Yes our run needs to be recouped a little.  I watched Gracie enlarge the hole so that she could squeeze in and also eat the chicken food.  We have 2 styles of nesting boxes.  The chickens haven't chosen to use the roll out ones yet.


----------



## bethh (Jun 6, 2019)

B&B Happy goats said:


> Don't  let them in the feed area till critters  are done eating...and grab your eggs faster than your dogs can get to them. That's  what I had to do with our LGD....he learned    pretty baby photo !



Being new to goats, I'm in the process of weaning the girls.  Once they are weaned and not getting bottles, will they eat all their food when I first put it out or throughout the day?


----------



## B&B Happy goats (Jun 6, 2019)

bethh said:


> Being new to goats, I'm in the process of weaning the girls.  Once they are weaned and not getting bottles, will they eat all their food when I first put it out or throughout the day?



I put out enough pellets in the morning for them to eat while i feed rest of the animals (15 minutes ) then pick up the bowls....they have hay available  all day and greens to brouse. I feed them pellets again in the afternoon, same routine.  That's  how I do it...others may do diffrently..... Living in Florida I don't  like to leave their food out due to flys, ants or rain.....they have learned when dinner is served to eat !


----------



## Ridgetop (Jun 12, 2019)

Pyrs are like cats.  If they can get their head through a hole, they can collapse their bodies to follow it.  Incredible the tiny holes they can go through.  I would not let the dogs have access inside the chicken yard and chicken coop.  If they can walk around it, they can protect it.  If the chickens are free range, they don't need a lot of feed.  I would fill their feeders at night when locking them up and they will eat in the am before you let them out to free range.  If you don't let the dogs into the chicken yard, they can't get at the feed or the eggs.  Once a dog learns to steal eggs it is just about impossible to train them out of it. 
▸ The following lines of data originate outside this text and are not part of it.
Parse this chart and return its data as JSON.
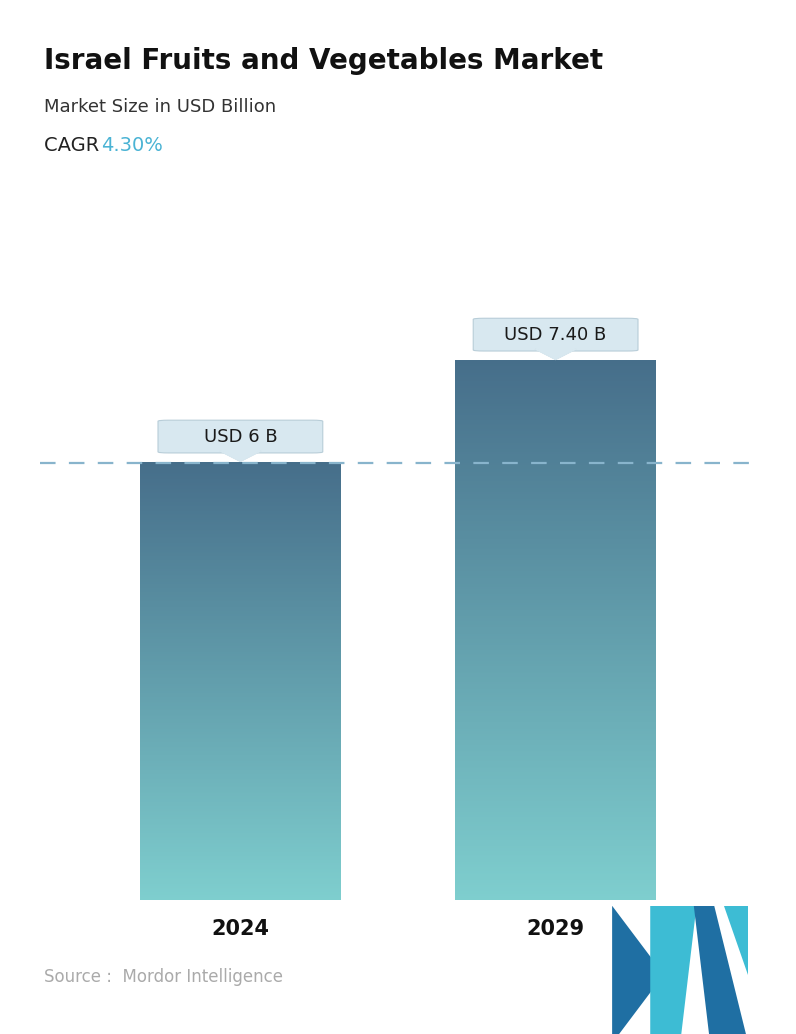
{
  "title": "Israel Fruits and Vegetables Market",
  "subtitle": "Market Size in USD Billion",
  "cagr_label": "CAGR  ",
  "cagr_value": "4.30%",
  "cagr_color": "#4ab3d4",
  "categories": [
    "2024",
    "2029"
  ],
  "values": [
    6.0,
    7.4
  ],
  "bar_labels": [
    "USD 6 B",
    "USD 7.40 B"
  ],
  "bar_color_top": "#466e8a",
  "bar_color_bottom": "#7ecece",
  "dashed_line_color": "#88b4cc",
  "tooltip_bg": "#d8e8f0",
  "tooltip_border": "#b8cdd8",
  "tooltip_text_color": "#1a1a1a",
  "source_text": "Source :  Mordor Intelligence",
  "source_color": "#aaaaaa",
  "background_color": "#ffffff",
  "title_fontsize": 20,
  "subtitle_fontsize": 13,
  "cagr_fontsize": 14,
  "bar_label_fontsize": 13,
  "xtick_fontsize": 15,
  "source_fontsize": 12,
  "ylim": [
    0,
    9.8
  ],
  "bar_width": 0.28,
  "x_positions": [
    0.28,
    0.72
  ]
}
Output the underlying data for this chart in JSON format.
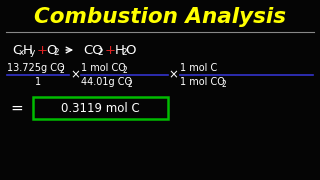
{
  "background_color": "#050505",
  "title": "Combustion Analysis",
  "title_color": "#FFFF00",
  "title_fontsize": 15.5,
  "separator_color": "#888888",
  "text_color": "#FFFFFF",
  "plus_color": "#DD2222",
  "line_color": "#3333CC",
  "result_box_color": "#00BB00",
  "fraction_numerator": "13.725g CO",
  "fraction_numerator_sub": "2",
  "fraction_denominator": "1",
  "frac2_numerator": "1 mol CO",
  "frac2_numerator_sub": "2",
  "frac2_denominator": "44.01g CO",
  "frac2_denominator_sub": "2",
  "frac3_numerator": "1 mol C",
  "frac3_denominator": "1 mol CO",
  "frac3_denominator_sub": "2",
  "result_text": "0.3119 mol C",
  "eq_CxHy": "C",
  "eq_x": "x",
  "eq_Hy": "H",
  "eq_y": "y",
  "eq_O2": "O",
  "eq_2a": "2",
  "eq_CO2": "CO",
  "eq_2b": "2",
  "eq_H2O_H": "H",
  "eq_2c": "2",
  "eq_H2O_O": "O"
}
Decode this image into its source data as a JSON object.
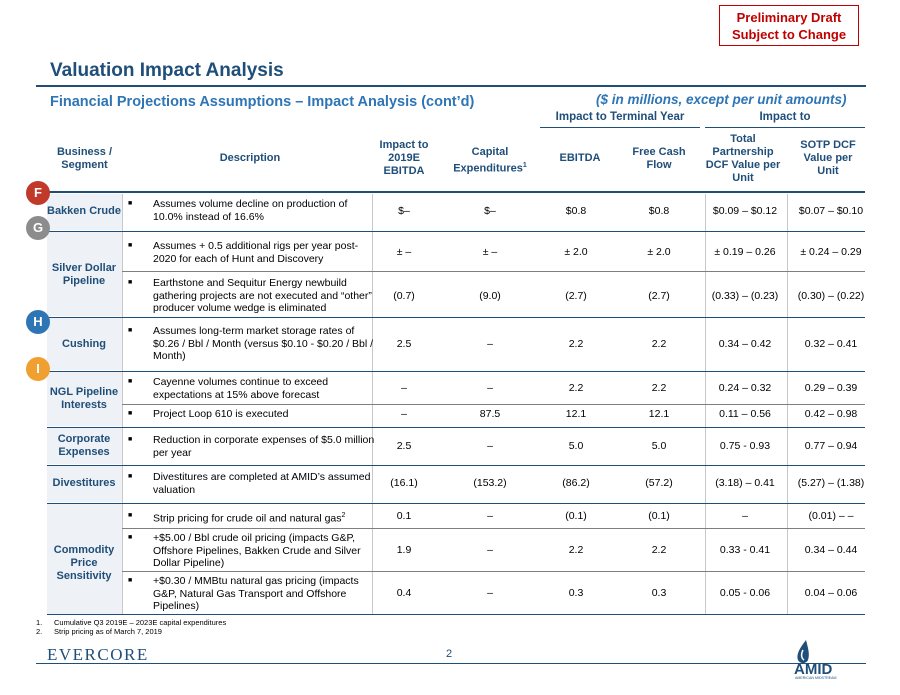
{
  "draft_stamp": {
    "line1": "Preliminary Draft",
    "line2": "Subject to Change"
  },
  "title": "Valuation Impact Analysis",
  "subtitle": "Financial Projections Assumptions – Impact Analysis (cont’d)",
  "units_note": "($ in millions, except per unit amounts)",
  "group_headers": {
    "terminal": "Impact to Terminal Year",
    "impact": "Impact to"
  },
  "columns": {
    "segment": "Business / Segment",
    "description": "Description",
    "ebitda_2019": "Impact to 2019E EBITDA",
    "capex": "Capital Expenditures",
    "capex_sup": "1",
    "ebitda": "EBITDA",
    "fcf": "Free Cash Flow",
    "per_unit": "Total Partnership DCF Value per Unit",
    "sotp": "SOTP DCF Value per Unit"
  },
  "markers": [
    "F",
    "G",
    "H",
    "I"
  ],
  "segments": {
    "bakken": "Bakken Crude",
    "silver": "Silver Dollar Pipeline",
    "cushing": "Cushing",
    "ngl": "NGL Pipeline Interests",
    "corporate": "Corporate Expenses",
    "divest": "Divestitures",
    "commodity": "Commodity Price Sensitivity"
  },
  "rows": [
    {
      "desc": "Assumes volume decline on production of 10.0% instead of 16.6%",
      "e19": "$–",
      "capex": "$–",
      "ebitda": "$0.8",
      "fcf": "$0.8",
      "unit": "$0.09 – $0.12",
      "sotp": "$0.07 – $0.10"
    },
    {
      "desc": "Assumes + 0.5 additional rigs per year post-2020 for each of Hunt and Discovery",
      "e19": "± –",
      "capex": "± –",
      "ebitda": "± 2.0",
      "fcf": "± 2.0",
      "unit": "± 0.19 – 0.26",
      "sotp": "± 0.24 – 0.29"
    },
    {
      "desc": "Earthstone and Sequitur Energy newbuild gathering projects are not executed and “other” producer volume wedge is eliminated",
      "e19": "(0.7)",
      "capex": "(9.0)",
      "ebitda": "(2.7)",
      "fcf": "(2.7)",
      "unit": "(0.33) – (0.23)",
      "sotp": "(0.30) – (0.22)"
    },
    {
      "desc": "Assumes long-term market storage rates of $0.26 / Bbl / Month (versus $0.10 - $0.20 / Bbl / Month)",
      "e19": "2.5",
      "capex": "–",
      "ebitda": "2.2",
      "fcf": "2.2",
      "unit": "0.34 – 0.42",
      "sotp": "0.32 – 0.41"
    },
    {
      "desc": "Cayenne volumes continue to exceed expectations at 15% above forecast",
      "e19": "–",
      "capex": "–",
      "ebitda": "2.2",
      "fcf": "2.2",
      "unit": "0.24 –  0.32",
      "sotp": "0.29 – 0.39"
    },
    {
      "desc": "Project Loop 610 is executed",
      "e19": "–",
      "capex": "87.5",
      "ebitda": "12.1",
      "fcf": "12.1",
      "unit": "0.11 – 0.56",
      "sotp": "0.42 – 0.98"
    },
    {
      "desc": "Reduction in corporate expenses of $5.0 million per year",
      "e19": "2.5",
      "capex": "–",
      "ebitda": "5.0",
      "fcf": "5.0",
      "unit": "0.75 - 0.93",
      "sotp": "0.77 – 0.94"
    },
    {
      "desc": "Divestitures are completed at AMID’s assumed valuation",
      "e19": "(16.1)",
      "capex": "(153.2)",
      "ebitda": "(86.2)",
      "fcf": "(57.2)",
      "unit": "(3.18) – 0.41",
      "sotp": "(5.27) – (1.38)"
    },
    {
      "desc": "Strip pricing for crude oil and natural gas",
      "desc_sup": "2",
      "e19": "0.1",
      "capex": "–",
      "ebitda": "(0.1)",
      "fcf": "(0.1)",
      "unit": "–",
      "sotp": "(0.01) – –"
    },
    {
      "desc": "+$5.00 / Bbl crude oil pricing (impacts G&P, Offshore Pipelines, Bakken Crude and Silver Dollar Pipeline)",
      "e19": "1.9",
      "capex": "–",
      "ebitda": "2.2",
      "fcf": "2.2",
      "unit": "0.33 - 0.41",
      "sotp": "0.34 – 0.44"
    },
    {
      "desc": "+$0.30 / MMBtu natural gas pricing (impacts G&P, Natural Gas Transport and Offshore Pipelines)",
      "e19": "0.4",
      "capex": "–",
      "ebitda": "0.3",
      "fcf": "0.3",
      "unit": "0.05 - 0.06",
      "sotp": "0.04 – 0.06"
    }
  ],
  "footnotes": [
    {
      "num": "1.",
      "text": "Cumulative Q3 2019E – 2023E capital expenditures"
    },
    {
      "num": "2.",
      "text": "Strip pricing as of March 7, 2019"
    }
  ],
  "footer": {
    "company": "EVERCORE",
    "page": "2",
    "logo_text": "AMID",
    "logo_sub": "AMERICAN MIDSTREAM"
  },
  "colors": {
    "navy": "#1f4e79",
    "blue": "#2e75b6",
    "red": "#c00000",
    "marker_red": "#c0392b",
    "marker_gray": "#8c8c8c",
    "marker_blue": "#2e75b6",
    "marker_orange": "#f0a030"
  }
}
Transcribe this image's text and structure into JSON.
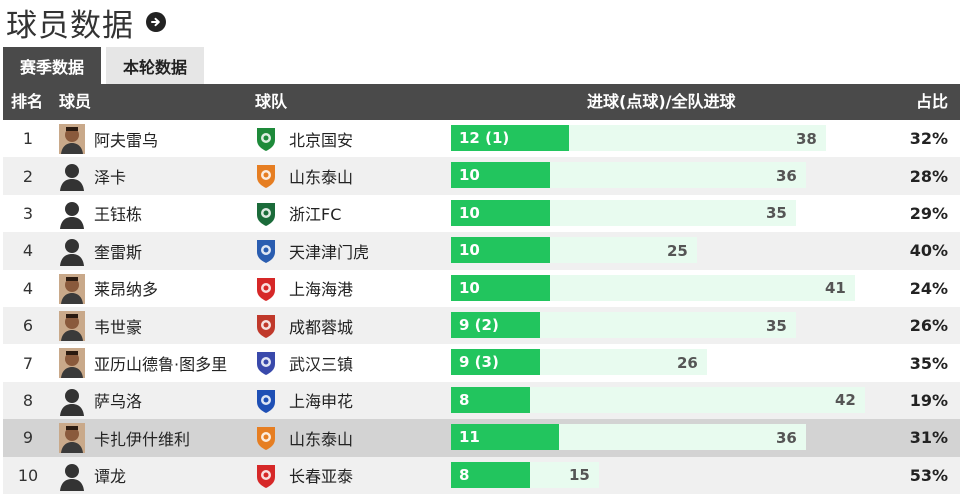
{
  "title": "球员数据",
  "tabs": [
    {
      "label": "赛季数据",
      "active": true
    },
    {
      "label": "本轮数据",
      "active": false
    }
  ],
  "columns": {
    "rank": "排名",
    "player": "球员",
    "team": "球队",
    "goals": "进球(点球)/全队进球",
    "ratio": "占比"
  },
  "accent_green": "#22c55e",
  "max_team_goals": 42,
  "rows": [
    {
      "rank": "1",
      "player": "阿夫雷乌",
      "team": "北京国安",
      "goals_label": "12 (1)",
      "goals": 12,
      "team_goals": 38,
      "team_goals_label": "38",
      "ratio": "32%",
      "avatar": "photo",
      "crest_color": "#1e8a3a"
    },
    {
      "rank": "2",
      "player": "泽卡",
      "team": "山东泰山",
      "goals_label": "10",
      "goals": 10,
      "team_goals": 36,
      "team_goals_label": "36",
      "ratio": "28%",
      "avatar": "silhouette",
      "crest_color": "#e67e22"
    },
    {
      "rank": "3",
      "player": "王钰栋",
      "team": "浙江FC",
      "goals_label": "10",
      "goals": 10,
      "team_goals": 35,
      "team_goals_label": "35",
      "ratio": "29%",
      "avatar": "silhouette",
      "crest_color": "#1b6b3a"
    },
    {
      "rank": "4",
      "player": "奎雷斯",
      "team": "天津津门虎",
      "goals_label": "10",
      "goals": 10,
      "team_goals": 25,
      "team_goals_label": "25",
      "ratio": "40%",
      "avatar": "silhouette",
      "crest_color": "#2a5db0"
    },
    {
      "rank": "4",
      "player": "莱昂纳多",
      "team": "上海海港",
      "goals_label": "10",
      "goals": 10,
      "team_goals": 41,
      "team_goals_label": "41",
      "ratio": "24%",
      "avatar": "photo",
      "crest_color": "#d62828"
    },
    {
      "rank": "6",
      "player": "韦世豪",
      "team": "成都蓉城",
      "goals_label": "9 (2)",
      "goals": 9,
      "team_goals": 35,
      "team_goals_label": "35",
      "ratio": "26%",
      "avatar": "photo",
      "crest_color": "#c0392b"
    },
    {
      "rank": "7",
      "player": "亚历山德鲁·图多里",
      "team": "武汉三镇",
      "goals_label": "9 (3)",
      "goals": 9,
      "team_goals": 26,
      "team_goals_label": "26",
      "ratio": "35%",
      "avatar": "photo",
      "crest_color": "#3949ab"
    },
    {
      "rank": "8",
      "player": "萨乌洛",
      "team": "上海申花",
      "goals_label": "8",
      "goals": 8,
      "team_goals": 42,
      "team_goals_label": "42",
      "ratio": "19%",
      "avatar": "silhouette",
      "crest_color": "#1e4fb5"
    },
    {
      "rank": "9",
      "player": "卡扎伊什维利",
      "team": "山东泰山",
      "goals_label": "11",
      "goals": 11,
      "team_goals": 36,
      "team_goals_label": "36",
      "ratio": "31%",
      "avatar": "photo",
      "crest_color": "#e67e22"
    },
    {
      "rank": "10",
      "player": "谭龙",
      "team": "长春亚泰",
      "goals_label": "8",
      "goals": 8,
      "team_goals": 15,
      "team_goals_label": "15",
      "ratio": "53%",
      "avatar": "silhouette",
      "crest_color": "#d62828"
    }
  ]
}
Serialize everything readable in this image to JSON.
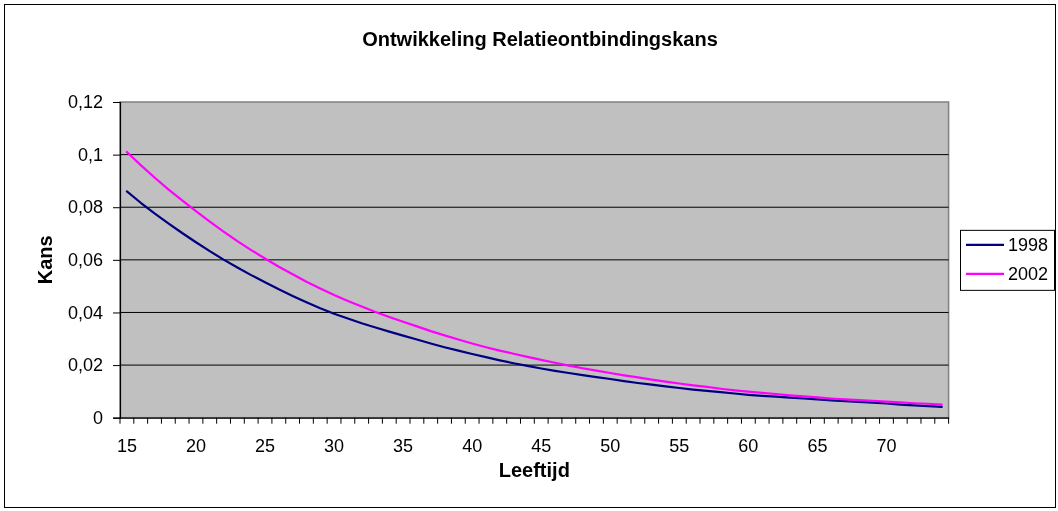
{
  "chart_data": {
    "type": "line",
    "title": "Ontwikkeling Relatieontbindingskans",
    "xlabel": "Leeftijd",
    "ylabel": "Kans",
    "categories": [
      "15",
      null,
      null,
      null,
      null,
      "20",
      null,
      null,
      null,
      null,
      "25",
      null,
      null,
      null,
      null,
      "30",
      null,
      null,
      null,
      null,
      "35",
      null,
      null,
      null,
      null,
      "40",
      null,
      null,
      null,
      null,
      "45",
      null,
      null,
      null,
      null,
      "50",
      null,
      null,
      null,
      null,
      "55",
      null,
      null,
      null,
      null,
      "60",
      null,
      null,
      null,
      null,
      "65",
      null,
      null,
      null,
      null,
      "70",
      null,
      null,
      null,
      null
    ],
    "series": [
      {
        "name": "1998",
        "color": "#000080",
        "values": [
          0.086,
          0.0817,
          0.0777,
          0.0739,
          0.0702,
          0.0667,
          0.0633,
          0.0601,
          0.0571,
          0.0542,
          0.0515,
          0.0488,
          0.0463,
          0.0439,
          0.0416,
          0.0395,
          0.0377,
          0.0359,
          0.0343,
          0.0327,
          0.0312,
          0.0297,
          0.0282,
          0.0268,
          0.0255,
          0.0242,
          0.023,
          0.0218,
          0.0207,
          0.0197,
          0.0187,
          0.0178,
          0.017,
          0.0162,
          0.0154,
          0.0147,
          0.0139,
          0.0132,
          0.0126,
          0.0119,
          0.0113,
          0.0107,
          0.0102,
          0.0097,
          0.0092,
          0.0087,
          0.0083,
          0.008,
          0.0076,
          0.0073,
          0.007,
          0.0066,
          0.0063,
          0.006,
          0.0057,
          0.0054,
          0.005,
          0.0047,
          0.0044,
          0.0041
        ]
      },
      {
        "name": "2002",
        "color": "#ff00ff",
        "values": [
          0.101,
          0.096,
          0.0913,
          0.0868,
          0.0826,
          0.0785,
          0.0745,
          0.0707,
          0.0671,
          0.0637,
          0.0605,
          0.0574,
          0.0545,
          0.0517,
          0.0491,
          0.0466,
          0.0444,
          0.0423,
          0.0402,
          0.0383,
          0.0365,
          0.0347,
          0.0329,
          0.0313,
          0.0297,
          0.0282,
          0.0268,
          0.0255,
          0.0243,
          0.0231,
          0.022,
          0.0209,
          0.0198,
          0.0188,
          0.0179,
          0.017,
          0.0161,
          0.0153,
          0.0145,
          0.0137,
          0.013,
          0.0123,
          0.0117,
          0.011,
          0.0104,
          0.0099,
          0.0094,
          0.009,
          0.0085,
          0.0081,
          0.0077,
          0.0073,
          0.007,
          0.0067,
          0.0064,
          0.0061,
          0.0058,
          0.0055,
          0.0053,
          0.005
        ]
      }
    ],
    "ylim": [
      0,
      0.12
    ],
    "yticks": [
      0,
      {
        "value": 0.02,
        "label": "0,02"
      },
      {
        "value": 0.04,
        "label": "0,04"
      },
      {
        "value": 0.06,
        "label": "0,06"
      },
      {
        "value": 0.08,
        "label": "0,08"
      },
      {
        "value": 0.1,
        "label": "0,1"
      },
      {
        "value": 0.12,
        "label": "0,12"
      }
    ],
    "grid": "y",
    "legend": "right"
  }
}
Our dogs will eat the sheep grain from the feeders so we only feed the sheep their grain at night when we lock them up for the night.  The dogs don't eat the hay so if the pastures are grazed off and we are feeding hay, it can stay in the feeders for the sheep.  We never feed grain or concentrates free choice preferring to measure it according to how many sheep and how much we want them to have.  Overfeeding grain and concentrates can lead to a build up of fat deposits and that makes it harder for the ewes to settle when bred.


----------



## Hipshot (Jun 12, 2019)

Two of my dogs are worse than the others . I have a goat trough nailed between two trees , When I put goat feed in it the dogs eat it . I would have stand guard  and run them off. I put a old wash tub in the pen and started feeding the goats in that . the dogs don't like the tub and will not eat out of it. Them dogs will eat anything


----------